RE: Remove data race in libgcj interpreter
- From: "Boehm, Hans" <hans dot boehm at hp dot com>
- To: Andrew Haley <aph at redhat dot com>, Java Patch List <java-patches at gcc dot gnu dot org>
- Date: Thu, 4 Sep 2008 18:35:11 +0000
- Subject: RE: Remove data race in libgcj interpreter
- Accept-language: en-US
- Acceptlanguage: en-US
- References: <48AD67B2.4040308@redhat.com> <48C0042C.5080804@redhat.com>
>
> +
> /*************************************************************
> **********
> + Locking in the direct-threaded case is quite subtle. See PR
> + libgcj/8995 for more details.
> +
> + We must ensure that no-one ever reads an inconsistent {insn,value}
> + pair.
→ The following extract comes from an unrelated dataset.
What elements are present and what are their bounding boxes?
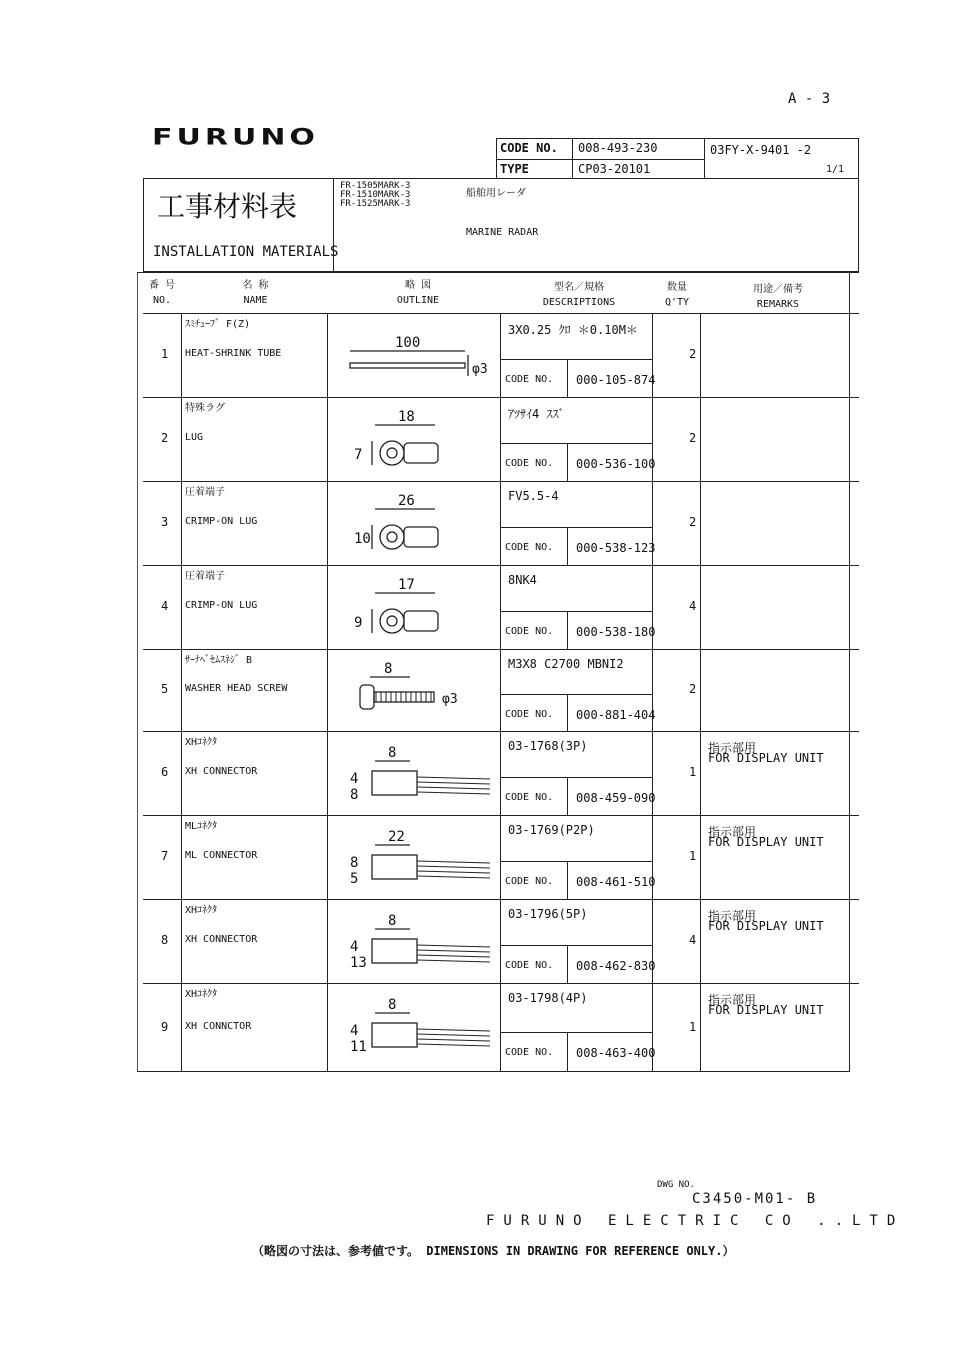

Rather than trying to lock everything we detect when some
> + other thread has modified the insn we are trying to
> modify and back
> + out.
> +
> + When we read a pair before rewriting it we do this:
> +
> + i1 = insn
> + v = value
> + lock
> + i2 = insn
> + unlock
> + if (i2 != i1) try again
This is probably statistically likely to generate correct code on some machines, but it doesn't look correct to me. I think you're counting on the three loads to be performed in the order written. But the compiler gets to reshuffle the first two. And there is generally no prohibition against moving loads INTO a critical section, so they can in fact also be arbitrarily reordered with the i2 assignment as well. (On IA64 and SPARC, the hardware might conceivably do that, depending on the lock implementation. There is a long story about when this is Posix compatible, but it doesn't really matter here.)
There is also another important issue: Posix and the upcoming C++ standard (among others) give undefined behavior to any program involving a data race. Clearly this program involves data races on the initial insn and value reads. The problem is that there are several good reasons for the Posix and C++ positions:
1) Compilers, including I believe gcc, implicitly assume that there are no asynchronous changes on non-volatile variables. If you invalidate this assumption, weird things may happen. These weird things don't always correspond to reading a different value. For example, the compiler may reread a register copy of the value from the shared variable when it has to spill the register, making it appear that a local variable (which is a copy of the shared variable) suddenly changes without an assignment to it. It's not hard to come up with cases in which this would provoke a crash. Empirically, this sort of thing doesn't happen much, but we were told at some point that gcc may behave this way.
2) I would guess that gcc supports some platforms on which things like pointer loads are not always atomic.
3) In the not-too-distant future, we'd really like to have reliable data-race detectors. This is much easier if code doesn't contain intentional data races.
4) None of us has managed to come up with an entirely satisfactory definition of what programs with data races mean. The JSR133 definition is reasonably close, but still has some issues that have come up recently. And it would probably have more serious performance implications on something like C++.
I haven't thought though this through enough. Does it work to instead keep a shared (possibly per method?) count of the number of running interpreters, together with a shared bit (tested on backward branches) asking them to stop? You only modify the code if no interpreters are running (in that method). Getting this right is still nontrivial, but the races are restricted to well-defined atomic variables, which is fine.
Hans
> +
> + and when we write a pair we do this:
> +
> + lock
> + value = v
> + write barrier
> + insn = i
> + unlock
> +
> + There is a read barrier in NEXT_INSN which ensures that we don't
> + read a rewritten value with a stale insn.
> +
> +